Hoca Sâdeddin Efendi vasıtasıyla arzusu yerine gelen Âlî Mustafa Efendi bu vazîfesinden dolayı iki yıl Kafkasya’da bulunmuştur. Burada Kafkas toplumları hakkında malumat elde etme fırsatı bulan Âlî Mustafa Efendi topladığı bilgileri daha sonra Nusretnâme adlı eserinde yayınlamıştır. Başkomutanın mektuplarını kaleme alan ve kendi ifadesi ile fetihnâmeler yollayan Âlî Mustafa Efendi, artık daha yüksek bir makam bekliyordu. Hizmetlerinden dolayı maliye defterdarlığı isteğinde bulunmuş, hatta padişahın berat ve fermanlarını hazırlayan nişancılık görevinin kendisine verilmesini talep etmiştir. Şiirinde dile getirdiği bu arzusuna ulaşamayan Âlî Mustafa Efendi, Halep timar defterdarlığına tayin oldu ve bu vazifeyi altı yıl sürdürdü. Bu vazifeden azledilince bir süre daha düşük bir görev yapmak zorunda kaldı. Daima kendisine daha yüksek görevleri layık gören Âlî Mustafa Efendi iyi bir vazife almak için İstanbul’a gelip, Nusretnâme ve Câmiü’l-Buhûr adlı eserlerini sundu.
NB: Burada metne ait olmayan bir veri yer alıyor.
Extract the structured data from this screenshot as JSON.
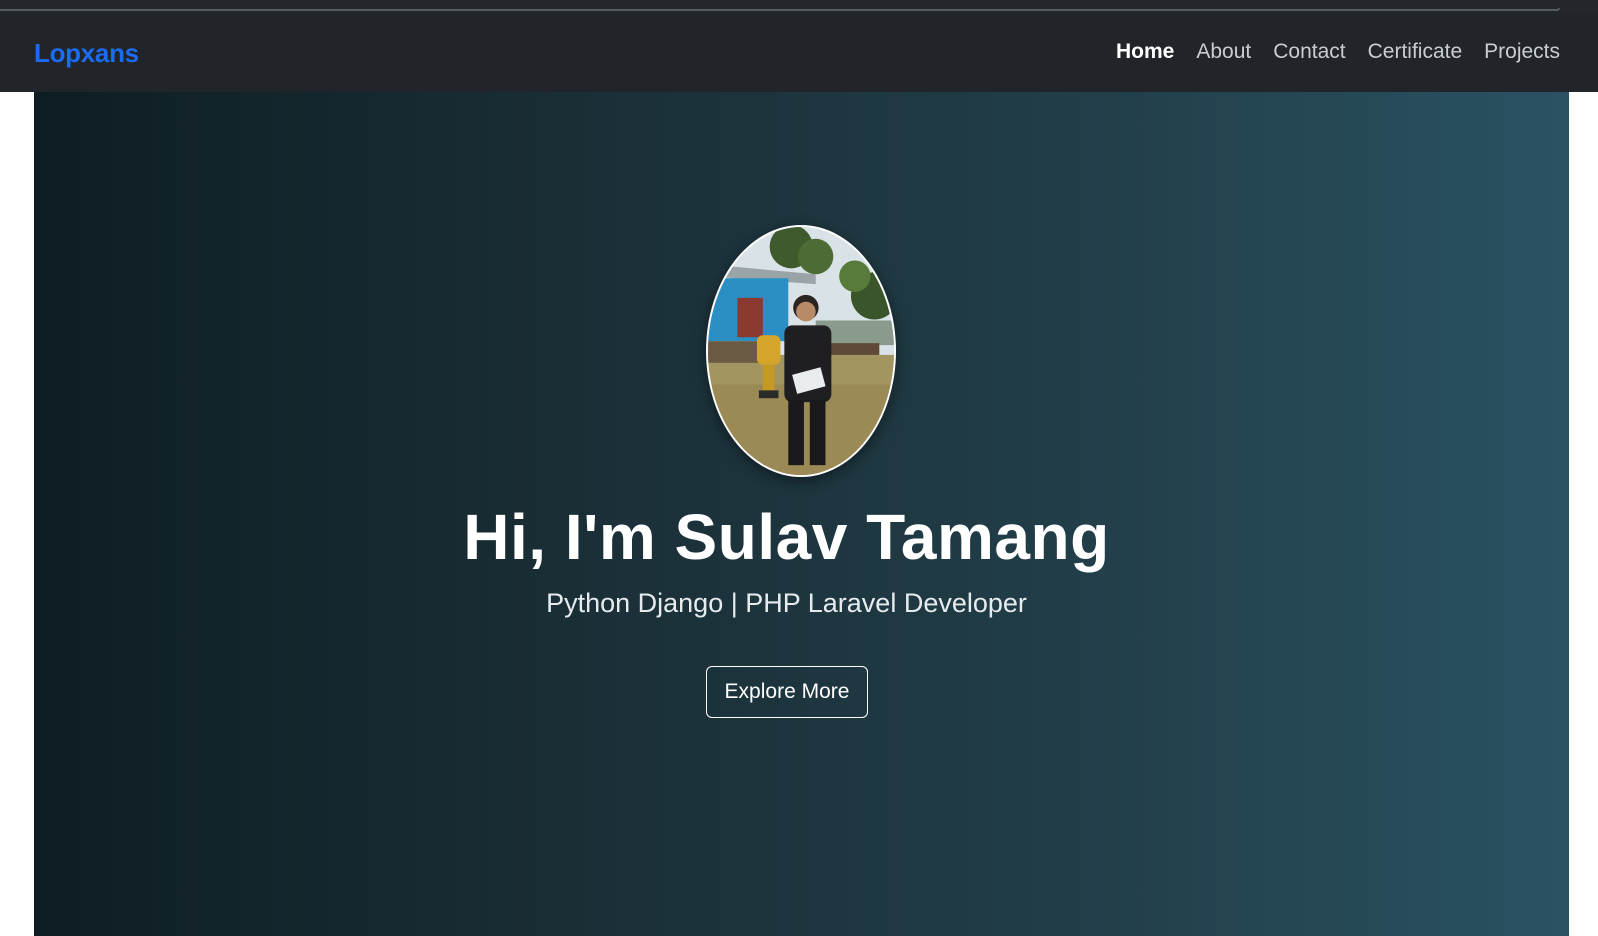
{
  "navbar": {
    "brand": "Lopxans",
    "links": [
      "Home",
      "About",
      "Contact",
      "Certificate",
      "Projects"
    ],
    "active": "Home"
  },
  "hero": {
    "title": "Hi, I'm Sulav Tamang",
    "subtitle": "Python Django | PHP Laravel Developer",
    "cta_label": "Explore More"
  },
  "colors": {
    "navbar_bg": "#212529",
    "brand": "#1b6cf2",
    "hero_gradient_start": "#0e1d23",
    "hero_gradient_end": "#2a5263"
  }
}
Nişancı veya Mısır’da bir sancak kadısı olma isteği gerçekleşmediği gibi Halep’teki vazifesinden de oldu. İki yıl açıkta kalan Âlî Efendi bir müddet Erzurum ve Bağdat’ta mal defterdarlığı görevinde bulundu. Lakin bu görevleri de kısa sürdü. İstanbul’a gelen ve bir ara vazife alamayan Âlî Mustafa 997/1588 yılında Sivas Defterdarlığına atandı. Bu vazifede de uzun kalamadı. Kısa süren vazifeler üzerine Âlî Mustafa Efendi “Hangi eyalete defterdar olduysam görevden alınma haberim oraya benden önce varıyor” diyerek sitemini ve şikâyetini dile getirmiştir. 1592 yılında Yeniçeri kâtipliğine getirildi. Bu görevden de azledilip tekrar getirildi. 1595 yılında Sultan III. Mehmed’in tahta çıkış törenine dönemin şairleri ile beraber katıldı ve yeni sultana kaside sundu. Burada, isterse iki yüz bin akçe has ile emekli olabileceği bildirildi. Künhü’l-Ahbâr adlı eserini yazmakta olan Âlî Mustafa Efendi bunu kabul etmedi ve eserini tamamlamak için en uygun kaynakların Mısır’da bulunduğunu belirtti. Mısır Defterdarlığının kendisine verilmesinin uygun olacağını saraya bildirdi. Fakat Sivas Defterdarlığı ve Amasya Sancak Beyliği’ne getirildi. Aynı yıl içinde Kayseri Sancak Beyliği’ne iki defa atandı ve toplamda iki ay on gün görev yaptı.. Son olarak Cidde Sancak Beyliği’ne atanan Âlî Mustafa Efendi artık yaşı ve sıhhati sebebi ile iyi durumda değildi. 1008/1600 yılında burada vefat etti.
Öğretisi
Medrese mezunu olup, müderrislik yapmak isteyen Âlî Mustafa Efendi ne müderris ne de kadı olarak vazife almıştır. II. Selim’in şehzâdeliği sırasında başladığı divan kâtipliği ile beraber uzun süre çeşitli yerlerde, çeşitli görevlerde bulundu. Fırtınalı geçen hayatına ve sürekli değişen görev yerlerine rağmen, başta tarih ve edebiyat olmak üzere çeşitli alanlarda çok sayıda eser kaleme almış, tercümeler yapmıştır. Bunda, sahip olduğu güçlü öğrenme arzusunun, sorgulayıcı düşünme biçiminin yanı sıra sürekli ilim meclislerinde bulunmasının etkisi büyüktür.
Tarih Görüşü
Bu alanda başta Künhü’l-ahbâr, Nusretnâme, Fursatnâme, Nâdirü’l-mehârib, Heft meclis, Fusûlü’l-hal ve’l-akd, Hâlâtü’l-Kahire olmak üzere tarihi konularda çeşitli eserler kaleme almıştır.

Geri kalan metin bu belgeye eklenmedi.